$ 35
POP LIFE is an OCD collector’s dream assortment of stunning, never-been-done-before high-definition images of soda and beer bottle caps from a bygone era. This vibrant collection highlights the humorous labeling, innovative design, and unexpected artistry of long-lost American beverage companies.
POP LIFE treats the often-discarded bottle cap with the reverence of art historical paintings and sculptures, inviting readers to appreciate the beauty and context embedded in these tiny works of Americana art. This unique book unveils the intricate graphic design, historical significance, and thought-provoking stories behind the bottle caps of long-gone American beverage companies, offering an unprecedented look at a piece of metal that holds so much history and yet is rarely explored in such vivid detail. The caps of renowned collectors including Todd Selbert and Ron Small in Connecticut, Barry Oremland in Massachusetts, and Phil Pfeiffer in Nebraska are featured within the pages.
The first side of the double-sided book—POP—moves through a delightful and surprising array of Americana themes: old school Disney characters, sports clubs, olde tavern mischief, devils, angels, and the Harvey Ball smiley face. It serves as a historical document of these tiny works of art. Flip the book over and now you have LIFE, where cheeky, hopeful, raunchy, and politically punning stories and jokes abound, as Griffith uses the bottle cap brand names themselves to create sophisticated yet Dad Joke-y wordplay puns The interactive production of POP LIFE generates “a laugh-out-loud / did you get that?” game activity the whole family can enjoy.
Through these visual narratives, readers experience the interplay of American optimism and charm within an era when thousands of independent bottlers across the U.S. vied for consumer attention with their own distinct designs and branding. To round out the book, collector Todd Selbert contributes a text that speaks to the bottle-cap collector lifestyle.
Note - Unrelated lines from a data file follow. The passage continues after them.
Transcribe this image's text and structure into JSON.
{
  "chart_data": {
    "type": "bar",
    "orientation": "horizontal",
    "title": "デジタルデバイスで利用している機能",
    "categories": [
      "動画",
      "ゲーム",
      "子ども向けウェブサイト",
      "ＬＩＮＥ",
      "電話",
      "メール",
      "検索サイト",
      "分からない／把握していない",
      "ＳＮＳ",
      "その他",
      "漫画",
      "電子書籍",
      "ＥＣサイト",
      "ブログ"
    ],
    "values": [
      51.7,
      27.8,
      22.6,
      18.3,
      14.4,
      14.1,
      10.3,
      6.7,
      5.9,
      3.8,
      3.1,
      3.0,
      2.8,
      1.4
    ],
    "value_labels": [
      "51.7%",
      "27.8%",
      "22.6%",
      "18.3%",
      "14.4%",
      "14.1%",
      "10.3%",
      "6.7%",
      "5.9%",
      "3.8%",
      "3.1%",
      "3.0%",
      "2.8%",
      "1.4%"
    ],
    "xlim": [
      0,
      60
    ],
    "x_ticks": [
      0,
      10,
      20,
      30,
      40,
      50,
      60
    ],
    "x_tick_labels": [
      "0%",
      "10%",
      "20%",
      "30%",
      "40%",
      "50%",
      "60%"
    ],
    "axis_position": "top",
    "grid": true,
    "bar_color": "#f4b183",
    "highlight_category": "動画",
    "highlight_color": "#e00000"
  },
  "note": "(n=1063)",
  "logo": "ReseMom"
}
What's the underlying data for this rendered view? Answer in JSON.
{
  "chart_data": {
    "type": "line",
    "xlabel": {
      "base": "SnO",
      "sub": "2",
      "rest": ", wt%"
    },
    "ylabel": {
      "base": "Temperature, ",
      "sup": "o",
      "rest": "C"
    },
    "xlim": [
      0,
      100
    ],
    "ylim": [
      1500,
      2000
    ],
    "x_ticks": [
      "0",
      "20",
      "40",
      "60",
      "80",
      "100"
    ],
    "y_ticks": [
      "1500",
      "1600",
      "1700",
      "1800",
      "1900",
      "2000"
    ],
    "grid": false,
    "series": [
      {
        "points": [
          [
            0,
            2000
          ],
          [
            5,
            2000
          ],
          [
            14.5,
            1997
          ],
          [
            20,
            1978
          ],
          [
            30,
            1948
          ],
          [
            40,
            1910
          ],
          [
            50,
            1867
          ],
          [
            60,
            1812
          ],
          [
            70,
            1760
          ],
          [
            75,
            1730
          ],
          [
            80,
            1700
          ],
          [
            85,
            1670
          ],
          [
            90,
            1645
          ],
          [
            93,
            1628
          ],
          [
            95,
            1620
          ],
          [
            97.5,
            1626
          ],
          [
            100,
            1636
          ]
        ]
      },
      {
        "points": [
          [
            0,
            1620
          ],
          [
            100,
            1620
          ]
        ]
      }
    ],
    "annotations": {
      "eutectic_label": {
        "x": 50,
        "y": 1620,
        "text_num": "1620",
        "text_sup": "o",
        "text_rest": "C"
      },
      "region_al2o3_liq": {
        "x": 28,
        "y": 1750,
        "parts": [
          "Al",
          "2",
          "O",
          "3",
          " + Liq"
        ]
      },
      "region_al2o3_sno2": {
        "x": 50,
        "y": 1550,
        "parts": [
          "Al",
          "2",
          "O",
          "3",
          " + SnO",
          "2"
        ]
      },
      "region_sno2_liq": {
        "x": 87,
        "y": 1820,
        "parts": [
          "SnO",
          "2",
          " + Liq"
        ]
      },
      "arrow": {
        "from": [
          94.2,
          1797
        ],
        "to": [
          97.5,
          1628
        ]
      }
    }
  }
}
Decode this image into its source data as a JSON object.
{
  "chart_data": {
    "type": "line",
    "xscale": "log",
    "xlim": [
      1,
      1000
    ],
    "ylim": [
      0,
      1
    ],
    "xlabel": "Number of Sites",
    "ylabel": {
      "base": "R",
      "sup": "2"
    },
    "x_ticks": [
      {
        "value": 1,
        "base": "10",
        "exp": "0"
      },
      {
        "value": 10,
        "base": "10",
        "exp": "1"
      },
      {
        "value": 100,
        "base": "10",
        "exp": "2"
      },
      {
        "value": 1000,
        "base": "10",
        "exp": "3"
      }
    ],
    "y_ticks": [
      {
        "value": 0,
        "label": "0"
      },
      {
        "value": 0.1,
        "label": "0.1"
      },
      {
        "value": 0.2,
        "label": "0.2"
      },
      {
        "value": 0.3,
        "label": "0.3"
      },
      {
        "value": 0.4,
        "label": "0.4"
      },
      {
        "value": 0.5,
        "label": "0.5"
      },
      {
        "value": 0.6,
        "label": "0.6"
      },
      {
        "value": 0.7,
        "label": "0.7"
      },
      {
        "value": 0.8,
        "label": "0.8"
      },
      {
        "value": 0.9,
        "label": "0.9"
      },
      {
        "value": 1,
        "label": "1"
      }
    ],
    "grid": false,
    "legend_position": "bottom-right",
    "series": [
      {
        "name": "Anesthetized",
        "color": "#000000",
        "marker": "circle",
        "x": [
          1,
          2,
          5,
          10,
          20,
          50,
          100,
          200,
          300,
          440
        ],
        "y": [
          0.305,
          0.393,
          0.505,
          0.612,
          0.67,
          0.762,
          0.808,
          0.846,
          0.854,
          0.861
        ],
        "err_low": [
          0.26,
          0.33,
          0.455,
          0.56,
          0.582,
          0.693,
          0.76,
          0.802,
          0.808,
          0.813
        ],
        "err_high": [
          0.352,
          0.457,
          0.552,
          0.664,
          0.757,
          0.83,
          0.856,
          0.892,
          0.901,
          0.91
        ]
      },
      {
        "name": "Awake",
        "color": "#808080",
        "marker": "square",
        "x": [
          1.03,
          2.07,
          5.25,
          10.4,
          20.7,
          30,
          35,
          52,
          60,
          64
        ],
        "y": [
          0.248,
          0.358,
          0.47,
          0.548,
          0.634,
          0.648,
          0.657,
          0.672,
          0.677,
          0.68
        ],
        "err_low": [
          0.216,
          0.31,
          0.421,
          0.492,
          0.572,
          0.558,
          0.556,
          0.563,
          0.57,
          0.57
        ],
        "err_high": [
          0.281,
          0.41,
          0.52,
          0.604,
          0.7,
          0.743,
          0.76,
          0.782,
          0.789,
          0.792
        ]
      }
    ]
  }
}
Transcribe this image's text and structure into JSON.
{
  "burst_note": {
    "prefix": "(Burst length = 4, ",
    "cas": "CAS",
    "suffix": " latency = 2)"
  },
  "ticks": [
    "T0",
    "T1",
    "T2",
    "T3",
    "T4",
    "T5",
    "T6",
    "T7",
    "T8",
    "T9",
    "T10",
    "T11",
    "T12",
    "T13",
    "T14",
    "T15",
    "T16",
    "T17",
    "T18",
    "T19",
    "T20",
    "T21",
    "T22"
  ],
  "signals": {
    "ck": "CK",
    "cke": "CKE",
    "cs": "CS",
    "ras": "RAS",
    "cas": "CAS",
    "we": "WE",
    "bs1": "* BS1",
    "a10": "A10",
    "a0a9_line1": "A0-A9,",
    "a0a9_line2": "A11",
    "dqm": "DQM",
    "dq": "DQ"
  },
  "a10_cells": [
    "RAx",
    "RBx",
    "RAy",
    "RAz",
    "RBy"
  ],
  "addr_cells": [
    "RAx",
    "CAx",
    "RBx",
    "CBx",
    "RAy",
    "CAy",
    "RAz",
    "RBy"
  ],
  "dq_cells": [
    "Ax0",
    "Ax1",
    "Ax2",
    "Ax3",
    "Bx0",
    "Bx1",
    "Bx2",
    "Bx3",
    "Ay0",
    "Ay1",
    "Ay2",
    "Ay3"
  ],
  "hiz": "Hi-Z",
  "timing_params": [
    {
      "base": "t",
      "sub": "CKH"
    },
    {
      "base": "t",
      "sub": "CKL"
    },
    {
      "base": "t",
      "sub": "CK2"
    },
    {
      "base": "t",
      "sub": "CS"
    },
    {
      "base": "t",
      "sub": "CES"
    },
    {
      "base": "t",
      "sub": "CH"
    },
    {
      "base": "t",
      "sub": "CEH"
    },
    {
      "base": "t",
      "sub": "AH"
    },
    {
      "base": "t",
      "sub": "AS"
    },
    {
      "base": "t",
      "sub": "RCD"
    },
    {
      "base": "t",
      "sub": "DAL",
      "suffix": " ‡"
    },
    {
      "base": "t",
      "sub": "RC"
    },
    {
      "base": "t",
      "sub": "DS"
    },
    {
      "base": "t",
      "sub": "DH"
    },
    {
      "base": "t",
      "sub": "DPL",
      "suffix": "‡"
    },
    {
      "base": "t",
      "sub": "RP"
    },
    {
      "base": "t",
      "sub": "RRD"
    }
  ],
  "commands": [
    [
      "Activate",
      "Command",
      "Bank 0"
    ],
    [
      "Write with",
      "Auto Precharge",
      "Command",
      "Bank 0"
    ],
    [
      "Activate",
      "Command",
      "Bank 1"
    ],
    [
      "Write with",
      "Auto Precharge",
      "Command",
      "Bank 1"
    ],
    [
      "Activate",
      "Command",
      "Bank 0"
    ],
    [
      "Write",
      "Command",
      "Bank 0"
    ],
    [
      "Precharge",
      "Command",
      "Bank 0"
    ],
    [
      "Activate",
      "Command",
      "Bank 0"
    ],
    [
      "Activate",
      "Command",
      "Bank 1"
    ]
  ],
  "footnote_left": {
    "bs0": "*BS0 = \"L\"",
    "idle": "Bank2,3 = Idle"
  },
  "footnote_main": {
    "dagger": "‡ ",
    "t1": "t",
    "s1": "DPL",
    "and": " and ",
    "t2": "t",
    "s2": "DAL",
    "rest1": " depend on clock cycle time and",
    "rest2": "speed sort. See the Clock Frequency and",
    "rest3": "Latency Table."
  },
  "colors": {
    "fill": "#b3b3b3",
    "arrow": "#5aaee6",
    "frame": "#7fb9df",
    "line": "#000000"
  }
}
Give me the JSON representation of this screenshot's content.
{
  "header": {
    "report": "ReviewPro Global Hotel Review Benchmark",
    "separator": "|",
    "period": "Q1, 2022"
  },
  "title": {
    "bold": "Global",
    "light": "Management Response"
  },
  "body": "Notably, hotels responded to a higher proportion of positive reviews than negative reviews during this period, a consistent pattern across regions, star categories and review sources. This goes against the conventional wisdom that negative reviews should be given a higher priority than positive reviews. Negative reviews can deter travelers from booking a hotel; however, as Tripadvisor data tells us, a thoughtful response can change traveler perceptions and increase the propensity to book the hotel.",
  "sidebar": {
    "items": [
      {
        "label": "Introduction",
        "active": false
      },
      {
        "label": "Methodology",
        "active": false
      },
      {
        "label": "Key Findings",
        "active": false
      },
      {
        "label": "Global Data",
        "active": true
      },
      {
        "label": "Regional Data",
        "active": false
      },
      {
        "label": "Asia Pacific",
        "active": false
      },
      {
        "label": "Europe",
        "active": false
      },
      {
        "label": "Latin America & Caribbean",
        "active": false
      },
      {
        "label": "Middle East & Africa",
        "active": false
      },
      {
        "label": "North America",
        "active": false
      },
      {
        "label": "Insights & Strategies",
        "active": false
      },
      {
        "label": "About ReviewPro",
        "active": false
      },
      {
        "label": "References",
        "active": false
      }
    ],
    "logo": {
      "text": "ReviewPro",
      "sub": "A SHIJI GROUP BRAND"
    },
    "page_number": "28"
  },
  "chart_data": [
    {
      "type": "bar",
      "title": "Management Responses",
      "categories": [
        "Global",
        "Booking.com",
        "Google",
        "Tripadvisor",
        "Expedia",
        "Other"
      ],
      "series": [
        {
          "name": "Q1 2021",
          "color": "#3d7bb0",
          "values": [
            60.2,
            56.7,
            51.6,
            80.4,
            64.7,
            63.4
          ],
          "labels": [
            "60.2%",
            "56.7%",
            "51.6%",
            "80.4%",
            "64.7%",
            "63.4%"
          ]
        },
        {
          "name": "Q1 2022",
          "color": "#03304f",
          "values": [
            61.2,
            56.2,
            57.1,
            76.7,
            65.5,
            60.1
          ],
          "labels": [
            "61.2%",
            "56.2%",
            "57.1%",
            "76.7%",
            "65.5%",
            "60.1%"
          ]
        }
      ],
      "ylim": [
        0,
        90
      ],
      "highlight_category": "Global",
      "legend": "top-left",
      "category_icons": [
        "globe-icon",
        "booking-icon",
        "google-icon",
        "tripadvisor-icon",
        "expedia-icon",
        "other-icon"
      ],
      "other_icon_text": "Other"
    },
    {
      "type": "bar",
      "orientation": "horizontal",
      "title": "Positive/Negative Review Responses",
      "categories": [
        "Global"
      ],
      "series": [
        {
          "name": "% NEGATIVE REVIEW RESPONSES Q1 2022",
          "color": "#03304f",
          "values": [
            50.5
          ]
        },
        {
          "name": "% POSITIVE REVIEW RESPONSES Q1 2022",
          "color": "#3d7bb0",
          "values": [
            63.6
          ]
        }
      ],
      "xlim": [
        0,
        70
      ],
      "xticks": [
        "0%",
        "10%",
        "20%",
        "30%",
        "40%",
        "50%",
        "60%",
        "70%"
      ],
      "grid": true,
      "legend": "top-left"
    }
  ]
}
Christopher Griffith is a multidisciplinary artist and photographer who has threaded the needle between the world of art and commerce for over 30 years. He started his photography career in London and Paris having abandoned a PhD in Genetics at University College London in the mid 1990’s with assignments for BLITZ, The Face, VOGUE Paris and multiple international ELLE magazines alongside advertising campaigns for Issey Miyake, Trussardi, and a long standing relationship with ETRO.
Griffith published his first monograph STATES (powerHouse Book, 2001), a minimalist survey of the detritus characteristic of post-war American motorama; followed by FALL (powerHouse Books, 2004), a hyper macro studio of the colors of autumn in the American Northeast; and finally BLOWN (Auditorium Editions, 2009), an abstract study of blown out tires collected from the highways across the United States.
In POP LIFE, Griffith has returned to a common theme in his personal work that explores that which lies discarded and forgotten and raises it to the level of a visual icon purely through the lens of photographic high fidelity. He photographs these small disposable artifacts with the same attention and care as normal reserved for an expensive watch or pieces of jewelry. The result is a perception of images that far exceeds that of holding the object in your hand. Simple bottle caps are transformed into big, bold, and beautifully texture objects that are confusingly appealing in beauty…even though they are still just disposal bottle caps!
Todd Selbert settled in New York City in 1966 after serving in the army, getting a degree in English at Parsons, and selling soap for Procter & Gamble. Selbert entered the world of advertising as a Media Buyer for Grey, then as an Account Director, eventually landing as a copywriter at BBDO. He has sidelined as a Compilation Producer and Line Writer for multiple record companies, most notably for artists including Stan Kenton, Shorty Rogers, Art Pepper, Johnny Richards, Chet Baker, Carmell Jones, and Nils Lindberg. Selbert is an avid reggae, dub, and jazz aficionado. Selbert has collected soda memorabilia for almost eight decades and has one of the most coveted collections of vintage and rare bottle caps in the world. After calling New York City his home for over 50 years, he now lives in Greenwich, Connecticut.